— Quem é?
A voz de Amália veio lá de dentro, carregada de irritação e impaciência óbvias.
Gervásio não voltava para casa há vários dias, a família Oliveira estava falida e ela não conseguia contato com o marido.
Amália temia que algo tivesse acontecido com Gervásio. Sem ter em quem se apoiar, ela estava morrendo de tédio e frustração, e agora algum sem-noção ainda vinha incomodá-la.
O homem do lado de fora limpou a garganta:
— Sra. Amália, aqui é Cleiton.
A voz de quem falava tinha uns setenta ou oitenta por cento de semelhança com a do velho mordomo, embora houvesse uma rigidez antinatural nos detalhes.
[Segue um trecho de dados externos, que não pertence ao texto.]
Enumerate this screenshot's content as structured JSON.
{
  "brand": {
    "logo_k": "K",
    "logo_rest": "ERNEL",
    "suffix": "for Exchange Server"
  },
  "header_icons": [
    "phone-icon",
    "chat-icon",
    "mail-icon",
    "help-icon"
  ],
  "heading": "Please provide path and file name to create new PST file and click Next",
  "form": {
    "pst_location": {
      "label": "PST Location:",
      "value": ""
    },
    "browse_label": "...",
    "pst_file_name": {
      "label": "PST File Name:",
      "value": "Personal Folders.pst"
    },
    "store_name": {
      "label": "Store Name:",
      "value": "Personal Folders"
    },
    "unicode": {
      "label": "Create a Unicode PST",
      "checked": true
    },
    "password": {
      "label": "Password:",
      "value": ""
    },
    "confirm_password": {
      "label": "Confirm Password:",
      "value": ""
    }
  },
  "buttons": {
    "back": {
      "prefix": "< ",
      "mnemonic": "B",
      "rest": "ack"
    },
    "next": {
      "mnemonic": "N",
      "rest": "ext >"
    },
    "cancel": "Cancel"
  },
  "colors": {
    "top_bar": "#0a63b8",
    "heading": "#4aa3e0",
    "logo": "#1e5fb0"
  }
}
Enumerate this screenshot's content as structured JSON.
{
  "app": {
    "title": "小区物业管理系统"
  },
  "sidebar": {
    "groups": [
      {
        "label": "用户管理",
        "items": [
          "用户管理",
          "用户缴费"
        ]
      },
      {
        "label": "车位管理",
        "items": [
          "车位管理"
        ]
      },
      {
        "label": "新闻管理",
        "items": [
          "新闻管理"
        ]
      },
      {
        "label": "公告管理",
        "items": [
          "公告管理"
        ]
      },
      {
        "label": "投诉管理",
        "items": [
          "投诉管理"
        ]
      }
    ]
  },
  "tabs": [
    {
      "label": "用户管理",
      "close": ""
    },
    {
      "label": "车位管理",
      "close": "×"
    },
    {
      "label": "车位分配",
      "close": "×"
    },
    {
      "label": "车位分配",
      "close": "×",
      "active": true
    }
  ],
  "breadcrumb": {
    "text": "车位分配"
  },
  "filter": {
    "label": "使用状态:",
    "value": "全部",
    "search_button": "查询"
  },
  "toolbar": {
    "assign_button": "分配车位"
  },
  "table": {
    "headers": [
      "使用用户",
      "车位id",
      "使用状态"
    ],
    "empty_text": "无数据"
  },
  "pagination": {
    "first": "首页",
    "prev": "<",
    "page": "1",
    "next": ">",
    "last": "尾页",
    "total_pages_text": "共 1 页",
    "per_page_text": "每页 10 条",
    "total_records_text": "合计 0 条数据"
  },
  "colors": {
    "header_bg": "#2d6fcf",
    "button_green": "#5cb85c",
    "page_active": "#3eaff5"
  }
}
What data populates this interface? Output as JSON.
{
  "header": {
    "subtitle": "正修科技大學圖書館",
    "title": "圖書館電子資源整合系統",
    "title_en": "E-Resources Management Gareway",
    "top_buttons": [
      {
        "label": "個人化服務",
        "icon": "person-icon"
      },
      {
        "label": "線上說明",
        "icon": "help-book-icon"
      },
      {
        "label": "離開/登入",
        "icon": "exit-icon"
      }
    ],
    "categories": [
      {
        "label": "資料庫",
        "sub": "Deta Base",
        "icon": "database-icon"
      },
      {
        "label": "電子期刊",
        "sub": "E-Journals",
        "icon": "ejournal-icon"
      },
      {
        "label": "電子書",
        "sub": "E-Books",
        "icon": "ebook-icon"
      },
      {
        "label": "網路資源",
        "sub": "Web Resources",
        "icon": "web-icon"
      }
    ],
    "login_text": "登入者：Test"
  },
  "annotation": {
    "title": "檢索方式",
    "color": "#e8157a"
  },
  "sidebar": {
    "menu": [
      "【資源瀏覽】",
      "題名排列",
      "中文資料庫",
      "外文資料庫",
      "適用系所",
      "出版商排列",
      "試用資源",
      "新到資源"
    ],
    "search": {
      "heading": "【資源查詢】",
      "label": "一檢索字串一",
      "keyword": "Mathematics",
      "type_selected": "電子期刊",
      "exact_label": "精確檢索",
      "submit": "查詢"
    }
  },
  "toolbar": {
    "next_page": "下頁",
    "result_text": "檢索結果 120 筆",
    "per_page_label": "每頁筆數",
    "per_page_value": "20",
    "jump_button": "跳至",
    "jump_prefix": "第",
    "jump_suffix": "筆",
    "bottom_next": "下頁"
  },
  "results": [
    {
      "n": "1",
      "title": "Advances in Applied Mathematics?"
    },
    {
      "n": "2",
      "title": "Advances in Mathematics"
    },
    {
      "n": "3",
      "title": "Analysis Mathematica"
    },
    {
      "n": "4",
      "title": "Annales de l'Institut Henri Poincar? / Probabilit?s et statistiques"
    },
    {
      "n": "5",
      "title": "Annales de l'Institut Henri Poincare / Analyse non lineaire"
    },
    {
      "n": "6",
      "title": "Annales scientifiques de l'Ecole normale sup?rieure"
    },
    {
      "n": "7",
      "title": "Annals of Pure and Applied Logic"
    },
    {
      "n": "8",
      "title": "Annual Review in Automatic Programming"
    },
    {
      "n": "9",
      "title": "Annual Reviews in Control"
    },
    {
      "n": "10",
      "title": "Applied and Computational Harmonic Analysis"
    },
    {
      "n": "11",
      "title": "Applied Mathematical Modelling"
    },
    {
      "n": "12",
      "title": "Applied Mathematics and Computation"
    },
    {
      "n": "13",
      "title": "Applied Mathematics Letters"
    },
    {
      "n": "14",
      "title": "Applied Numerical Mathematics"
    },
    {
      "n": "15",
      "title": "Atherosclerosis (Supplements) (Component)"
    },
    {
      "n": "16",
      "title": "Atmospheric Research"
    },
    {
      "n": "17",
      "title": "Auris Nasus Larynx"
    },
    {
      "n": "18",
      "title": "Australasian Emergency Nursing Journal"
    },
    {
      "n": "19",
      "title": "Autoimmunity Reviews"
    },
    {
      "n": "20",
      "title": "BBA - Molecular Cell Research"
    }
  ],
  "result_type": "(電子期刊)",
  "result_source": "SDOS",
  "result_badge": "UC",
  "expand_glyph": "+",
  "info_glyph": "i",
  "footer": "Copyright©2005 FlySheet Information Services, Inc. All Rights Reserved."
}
No entanto, através da porta e com o estado emocional instável de Amália, ela não conseguiu distinguir a diferença.
Amália respondeu de mau humor:
— Pode entrar.
— Tem notícias do senhor?
Amália ainda guardava uma ponta de esperança de que Gervásio estivesse apenas temporariamente incomunicável.
O "mordomo" empurrou a porta e entrou. Seus movimentos eram fluidos e silenciosos. Ao fechar a porta atrás de si com as costas da mão, ouviu-se um clique sutil, mas nítido.
Era o som da tranca sendo acionada.
Esse comportamento anormal despertou imediatamente o alerta de Amália.
Ela se virou bruscamente da penteadeira, franziu a testa e encarou aquele "mordomo" de comportamento estranho, com um tom ainda mais desagradável.
— Cleiton! Entrou, entrou, mas para que trancar a porta?
— Se tem algo a dizer, fale da porta mesmo. Quem te mandou trancar?
— Saia daqui agora!
Estar sozinha no mesmo ambiente com um homem, mesmo que fosse um velho empregado, fez Amália sentir uma inquietação latente. Ela usou seu tom de comando habitual, tentando mascarar sua insegurança com autoridade.
No entanto, o "mordomo" ignorou completamente sua repreensão.
Ele não se curvou em desculpas nem saiu imediatamente como faria de costume. Em vez disso, endireitou o corpo e levantou a cabeça lentamente. A humildade e submissão típicas de um servo desapareceram sem deixar vestígios, substituídas por um olhar que Amália nunca tinha visto: avaliador e carregado de emoções complexas.